Он со стоном воздел очи к потолку, выдохнул и… жадно впился губами в мои губы. Словам было некуда выпадать, и они устроили в моей голове хаос – та закружилась, тело стало горячим и бессильным, в бёдрах и в ноге заболело, как после укола магнезии, глаза сами закрылись, потому что внезапно мне сделалось… сладко. И очень страшно. Красавец прижал меня к стене и целовал, словно хотел выпить все мои мысли. Они исчезли в волнах в голове и дрожи. Нас закрутило и куда-то понесло. И только эхом издалека донёсся голос Ирины Павловны:
– Тасенька! Я вам пирог… Ой, извините, вы с молодым человеком… Ой, куда это вы-ы-ы?..
* * *
Куда бы нас ни несло в этом сладостном водовороте, но в последний момент мне снова представилась Крохина, баржа и протяжная песня бурлаков, и мы грохнулись на землю. Точнее, я на Кыгыра. И это было совсем не так, как в детстве бухаться на толстый дедушкин живот, словно на подушку, чтобы потом убегать от щекотки. Кыгыр был очень твёрдый, будто из гранита высеченный.
Я ахнула. Кыгыр буркнул. Глаза ослепило ярким светом, и, сощурившись, я увидела сквозь дымку два солнца: красное и оранжевое, а потом и Крохину. Баржи не было, и ремня бурлацкого тоже. Выглядела она обычно, со своим порозовевшим от загара носом-картошкой, каштановыми волосами, затянутыми в хвост над круглым лицом и… нимбом.
Ой, мы умерли?
– Так вот же она, выдра! – радостно заявила Крохина, что-то быстро дожёвывая. – Её и искать не надо!
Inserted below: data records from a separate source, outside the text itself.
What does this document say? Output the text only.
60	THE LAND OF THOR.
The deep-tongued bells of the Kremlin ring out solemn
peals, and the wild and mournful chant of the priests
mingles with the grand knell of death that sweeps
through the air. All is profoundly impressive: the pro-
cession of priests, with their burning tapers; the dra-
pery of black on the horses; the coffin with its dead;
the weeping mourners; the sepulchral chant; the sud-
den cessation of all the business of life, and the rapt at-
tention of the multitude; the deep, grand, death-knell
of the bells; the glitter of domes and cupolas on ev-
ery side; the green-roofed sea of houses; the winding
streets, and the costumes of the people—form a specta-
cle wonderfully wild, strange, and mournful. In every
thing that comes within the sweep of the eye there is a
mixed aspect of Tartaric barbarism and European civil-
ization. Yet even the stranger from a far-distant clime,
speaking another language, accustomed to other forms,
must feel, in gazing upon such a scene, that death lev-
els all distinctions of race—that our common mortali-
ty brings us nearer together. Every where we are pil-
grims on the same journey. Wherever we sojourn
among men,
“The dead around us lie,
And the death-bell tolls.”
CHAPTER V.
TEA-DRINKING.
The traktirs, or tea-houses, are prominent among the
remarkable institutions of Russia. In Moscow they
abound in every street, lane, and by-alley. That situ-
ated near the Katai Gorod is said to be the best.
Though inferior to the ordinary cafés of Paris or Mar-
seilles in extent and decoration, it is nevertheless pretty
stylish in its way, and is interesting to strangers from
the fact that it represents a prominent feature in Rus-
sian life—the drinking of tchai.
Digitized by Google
В моё поле зрения попал её пудовый кулак. Нет, это точно был не рай. Я подняла голову и обнаружила остальных.
– Рита! – воскликнула я, слезая с похитителя.
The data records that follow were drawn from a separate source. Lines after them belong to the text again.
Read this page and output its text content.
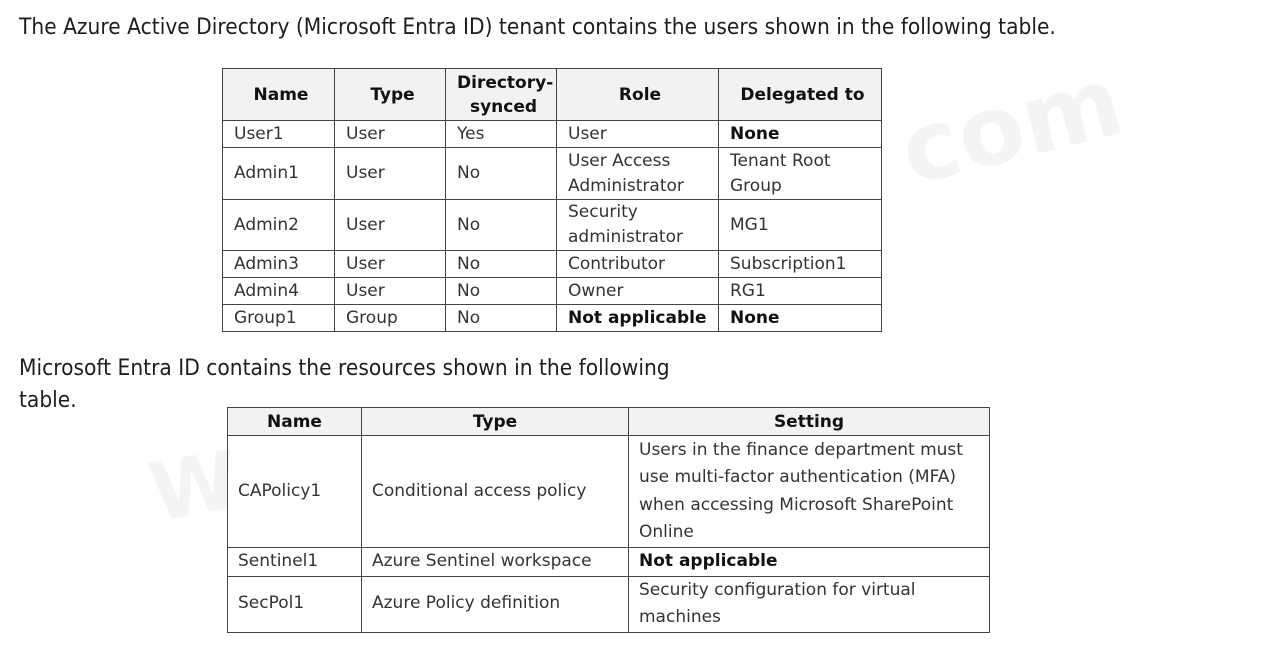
The Azure Active Directory (Microsoft Entra ID) tenant contains the users shown in the following table.

Name	Type	Directory-synced	Role	Delegated to
User1	User	Yes	User	None
Admin1	User	No	User Access Administrator	Tenant Root Group
Admin2	User	No	Security administrator	MG1
Admin3	User	No	Contributor	Subscription1
Admin4	User	No	Owner	RG1
Group1	Group	No	Not applicable	None

Microsoft Entra ID contains the resources shown in the following table.

Name	Type	Setting
CAPolicy1	Conditional access policy	Users in the finance department must use multi-factor authentication (MFA) when accessing Microsoft SharePoint Online
Sentinel1	Azure Sentinel workspace	Not applicable
SecPol1	Azure Policy definition	Security configuration for virtual machines
com
W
Вокруг нас было что-то, похожее на площадь. Тянулись в небо белые башни, резьбой и орнаментом напоминающие мечети и соединённые между собой высоким забором. На шпилях башенок сверкала красным золотом то ли рыбка, то ли глаз. На раскидистом дереве с мелкими листочками и розовыми метёлками вместо цветов сидел радужный фламинго и чистил пёрышки. Возле башен высились многоэтажные конструкции. Их невероятные арки, колонны и дорожки были засажены самой экзотической растительностью. Если бы царица Семирамида, прославившаяся своими висячими садами, оказалась здесь, она бы наверняка задушилась от зависти – так это было живописно.
В беседке возле нас стоял внушительный деревянный стол, уставленный блюдами с едой. С массивной скамьи повскакивали мои соотечественницы. Целые и невредимые! Моё сердце вспыхнуло от радости. Ура, живые! Не в рабстве!